Overall, there are 3 strategies through which the microbiota can be used to target tumor cells. The first strategy is to target the intratumor on microbiota. With this strategy, it is possible to kill tumor cells because of the presence of tumor antigenic peptides. The advantages of this strategy are that it is possible to avoid tolerance to treatment because these are new antigens that are introduced. However, there are also cons of this strategy, such as in cases where there are very few bacteria in tumor cells, in which case this strategy would need to be personalized to effectively target the tumor cells.

“[For this strategy], you have to know exactly which are the peptides that are presented in the intratumoral microbiota,” Rescigno said.

The second strategy for targeting tumor cells through microbiota is tumor-associated antigen mimicry. In this case, it is necessary to identify peptides that are different from bacteria.

“You have quite a high variety of these peptides, so you have many antigens,” Rescigno said. “This could become universal, so it's not personalized. The only problem you might have is that not all of these antigens might activate an immune response, because you can also have tolerance to the microbiota and [human leukocyte antigen (HLA)] dependency, because you need to activate to bind particular HLA molecules.”

The third strategy uses the release of tumor antigenic peptides. In this strategy, tumor antigens (not coming from the microbiota) the activation of this immune response will attack only ER stress cells and will spare tumor-infiltrating lymphocyte cells.

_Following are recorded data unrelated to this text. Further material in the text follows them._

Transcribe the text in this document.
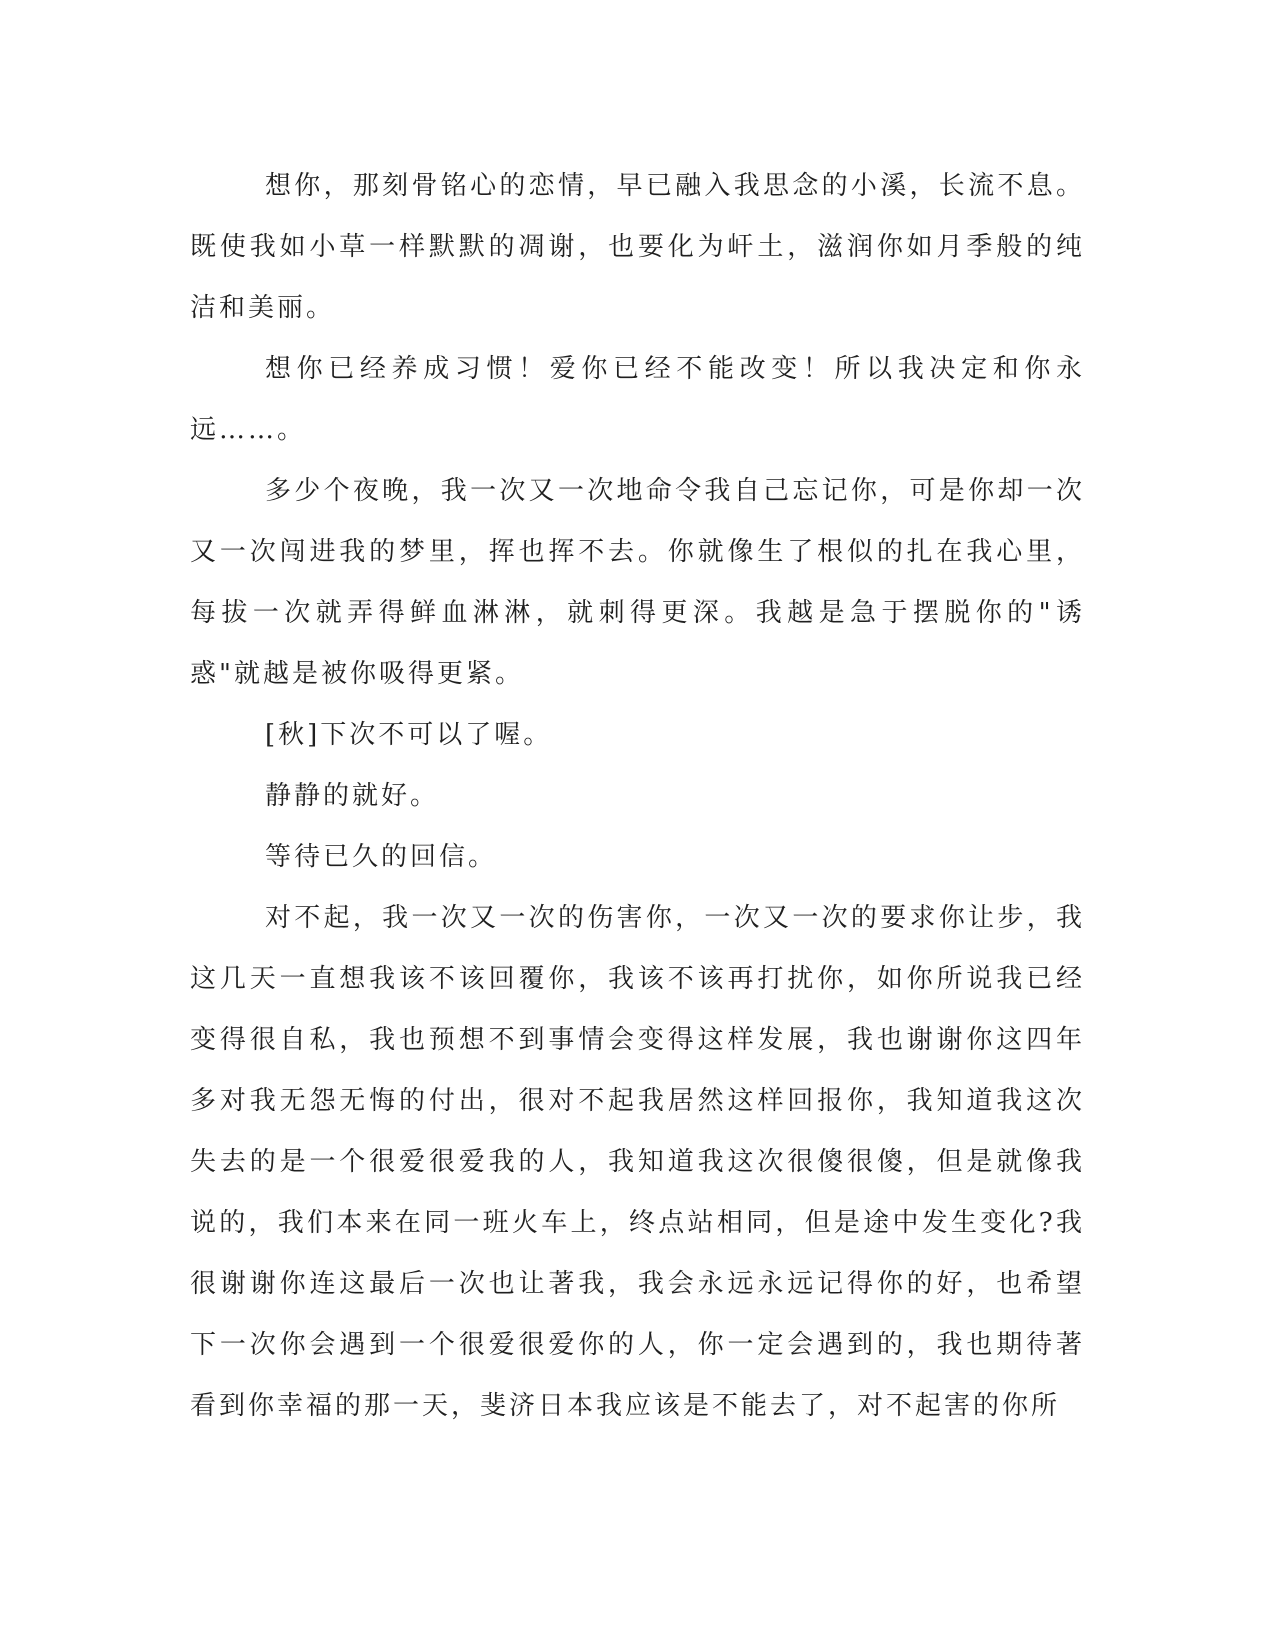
想你，那刻骨铭心的恋情，早已融入我思念的小溪，长流不息。既使我如小草一样默默的凋谢，也要化为屽土，滋润你如月季般的纯洁和美丽。

想你已经养成习惯！爱你已经不能改变！所以我决定和你永远……。

多少个夜晚，我一次又一次地命令我自己忘记你，可是你却一次又一次闯进我的梦里，挥也挥不去。你就像生了根似的扎在我心里，每拔一次就弄得鲜血淋淋，就刺得更深。我越是急于摆脱你的"诱惑"就越是被你吸得更紧。

[秋]下次不可以了喔。

静静的就好。

等待已久的回信。

对不起，我一次又一次的伤害你，一次又一次的要求你让步，我这几天一直想我该不该回覆你，我该不该再打扰你，如你所说我已经变得很自私，我也预想不到事情会变得这样发展，我也谢谢你这四年多对我无怨无悔的付出，很对不起我居然这样回报你，我知道我这次失去的是一个很爱很爱我的人，我知道我这次很傻很傻，但是就像我说的，我们本来在同一班火车上，终点站相同，但是途中发生变化?我很谢谢你连这最后一次也让著我，我会永远永远记得你的好，也希望下一次你会遇到一个很爱很爱你的人，你一定会遇到的，我也期待著看到你幸福的那一天，斐济日本我应该是不能去了，对不起害的你所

“This can be universal, because these peptides can be shared by several tumors from the same neoplasm,” Rescigno said. “The only problem here is that they are not easy to be identified, but once you identify them, you can make a universal vaccine.”

Conclusion

The microbiota's involvement in cancer biology offers exciting prospects for developing novel therapeutic strategies. By understanding and manipulating these microbial communities, it becomes possible to enhance the efficacy of existing cancer treatments, reduce adverse effects, and improve patient outcomes. The integration of microbiota analysis into cancer diagnosis and treatment planning may represent a new frontier in precision oncology.

REFERENCE
Rescigno M. Exploiting the microbiome to improve treatment outcomes. ESMO Congress 2024; Barcelona, Spain; September 13-17, 2024.